First, we need to clone the OSO monorepo and install the required dependencies using uv:

git clone [email protected]:opensource-observer/oso.git
cd oso/
uv sync

Create a directory to store Dagster state. It is safe to delete this directory, so we typically store this in /tmp.

mkdir /tmp/dagster-home

Copy .env.example to .env, and fill it in with the required environment variables:

DAGSTER_HOME=/tmp/dagster-home

Lastly, we need to configure dagster.yaml to disable concurrency. Our example is located at /tmp/dagster-home/dagster.yaml:

run_queue:
max_concurrent_runs: 1

This is currently a limitation with our duckdb integration. Please check out this issue for more information.

Running Dagster

Now that we have everything set up, we can run the Dagster instance. Call this command from the root of the repository:

uv run dagster dev
tip

You may need to run the development server in legacy mode on resource-constrained machines. See this issue for more details.

uv run dagster dev --use-legacy-code-server-behavior

After a little bit of time, you should see the following message:

2024-09-10 22:35:31 +0200 - dagster.daemon - INFO - Instance is configured with the following daemons: ['AssetDaemon', 'BackfillDaemon', 'QueuedRunCoordinatorDaemon', 'SchedulerDaemon', 'SensorDaemon']
2024-09-10 22:35:31 +0200 - dagster-webserver - INFO - Serving dagster-webserver on http://127.0.0.1:3000 in process 1095

Head over to http://localhost:3000 to access Dagster's UI. Et voilà! You have successfully set up Dagster locally.

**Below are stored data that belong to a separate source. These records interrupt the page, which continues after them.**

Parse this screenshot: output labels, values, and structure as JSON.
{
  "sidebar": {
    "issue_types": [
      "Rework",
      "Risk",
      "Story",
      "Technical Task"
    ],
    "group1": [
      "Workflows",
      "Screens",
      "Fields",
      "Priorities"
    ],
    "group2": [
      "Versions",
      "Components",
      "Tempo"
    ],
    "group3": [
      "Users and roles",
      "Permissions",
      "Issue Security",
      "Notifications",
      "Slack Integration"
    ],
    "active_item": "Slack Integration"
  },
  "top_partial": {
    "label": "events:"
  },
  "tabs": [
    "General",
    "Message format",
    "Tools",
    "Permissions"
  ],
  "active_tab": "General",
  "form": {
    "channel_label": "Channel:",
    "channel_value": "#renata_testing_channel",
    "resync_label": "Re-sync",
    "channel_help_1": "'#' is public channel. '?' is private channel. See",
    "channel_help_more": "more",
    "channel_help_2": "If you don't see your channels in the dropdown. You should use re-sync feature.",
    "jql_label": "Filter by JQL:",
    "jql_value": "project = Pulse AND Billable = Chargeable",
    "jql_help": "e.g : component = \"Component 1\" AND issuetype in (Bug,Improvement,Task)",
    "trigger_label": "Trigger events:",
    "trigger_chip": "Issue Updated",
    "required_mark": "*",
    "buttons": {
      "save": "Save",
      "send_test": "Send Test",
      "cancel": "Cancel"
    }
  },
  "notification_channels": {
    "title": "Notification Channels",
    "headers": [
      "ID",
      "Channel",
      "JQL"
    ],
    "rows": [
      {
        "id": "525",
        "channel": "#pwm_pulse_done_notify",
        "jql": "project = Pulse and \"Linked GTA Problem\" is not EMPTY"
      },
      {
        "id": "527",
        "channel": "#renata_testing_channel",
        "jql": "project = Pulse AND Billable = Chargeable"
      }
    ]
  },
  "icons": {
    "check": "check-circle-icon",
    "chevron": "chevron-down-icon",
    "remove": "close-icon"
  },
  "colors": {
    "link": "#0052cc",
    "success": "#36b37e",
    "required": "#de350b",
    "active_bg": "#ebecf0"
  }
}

Define a new Dagster asset

Now you're ready to create a new Dagster software-defined asset. You can use one of the following guides and come back to this guide to test it.

Test your asset locally

Assets in warehouse/oso_dagster/assets/default should automatically show up in the Dagster assets list at http://localhost:3000/assets.

Dagster assets

Click on "Materialize" to start the job. Here you'll be able to monitor the logs to debug any issues with the data fetching.

warning

Unless your Dagster instance is configured with a Google account that has write access to OSO BigQuery datasets, some dagster assets will fail to materialize. Focus on debugging any issues with fetching data. When you're ready, work with a core team member to test the asset in production.

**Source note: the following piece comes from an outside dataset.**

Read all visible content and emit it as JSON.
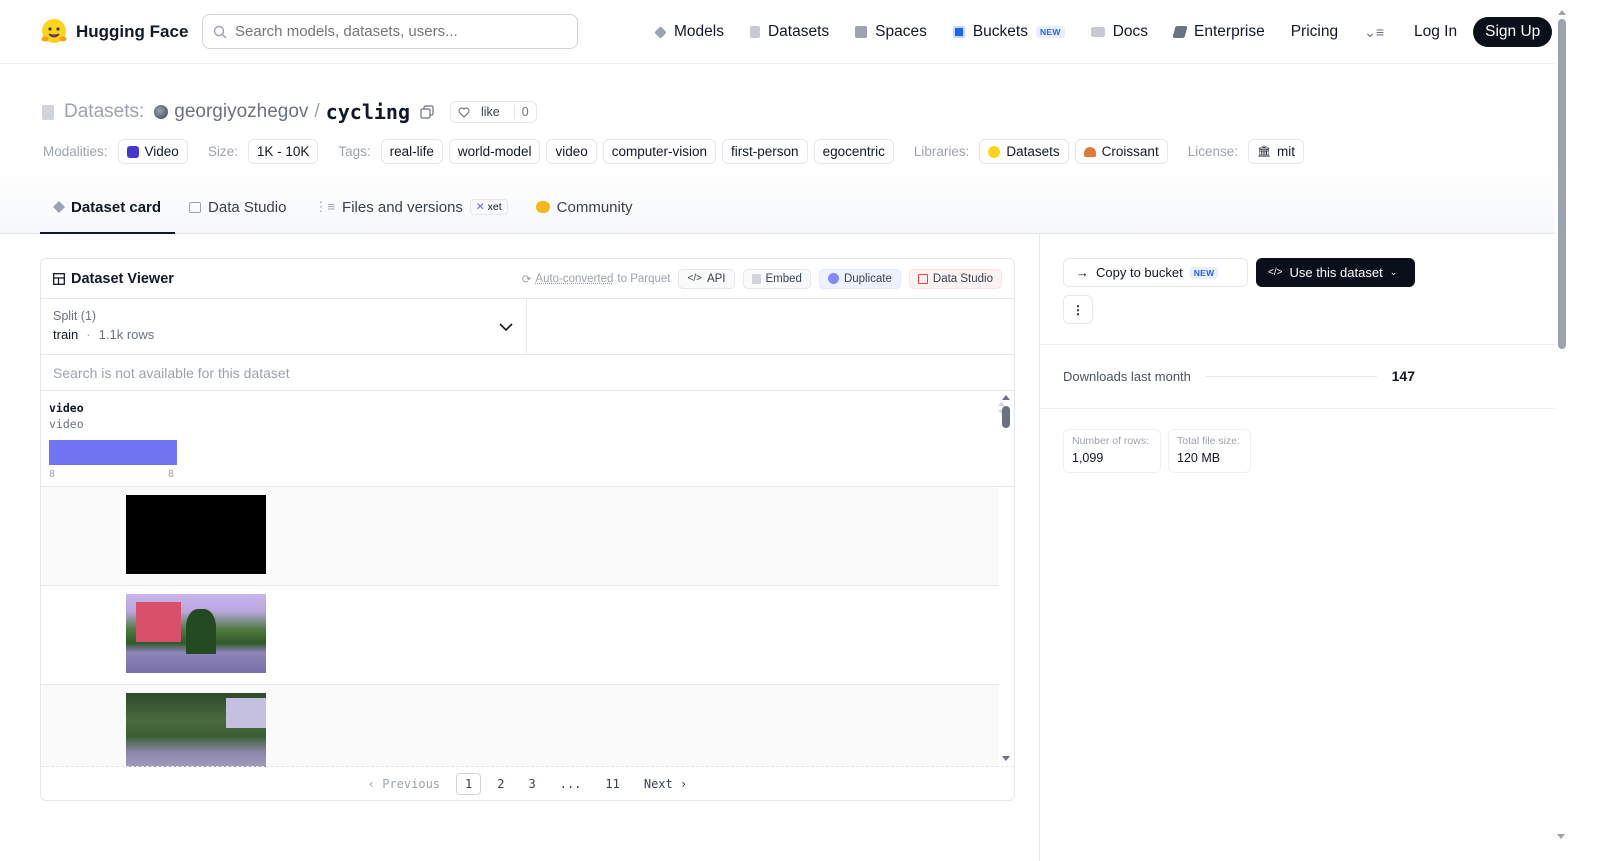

Add your asset to production

Submit a pull request

When you are ready to deploy, submit a pull request of your changes to OSO. OSO maintainers will work with you to get the code in shape for merging. For more details on contributing to OSO, check out CONTRIBUTING.md.

Verify deployment

Our Dagster deployment should automatically recognize the asset after merging your pull request to the main branch. You should be able to find your new asset in the global asset list.

Dagster assets

If your asset is missing, you can check for loading errors and the date of last code load in the Deployment tab. For example, if your code has a bug and leads to a loading error, it may look like this:

Dagster deployment

Run it!

If this is your first time adding an asset, we suggest reaching out to the OSO team over Discord to run deploys manually. You can monitor all Dagster runs here.

Dagster run example

Dagster also provides automation to run jobs on a schedule (e.g. daily), after detecting a condition using a Python-defined sensor (e.g. when a file appears in GCS), and using auto-materialization policies.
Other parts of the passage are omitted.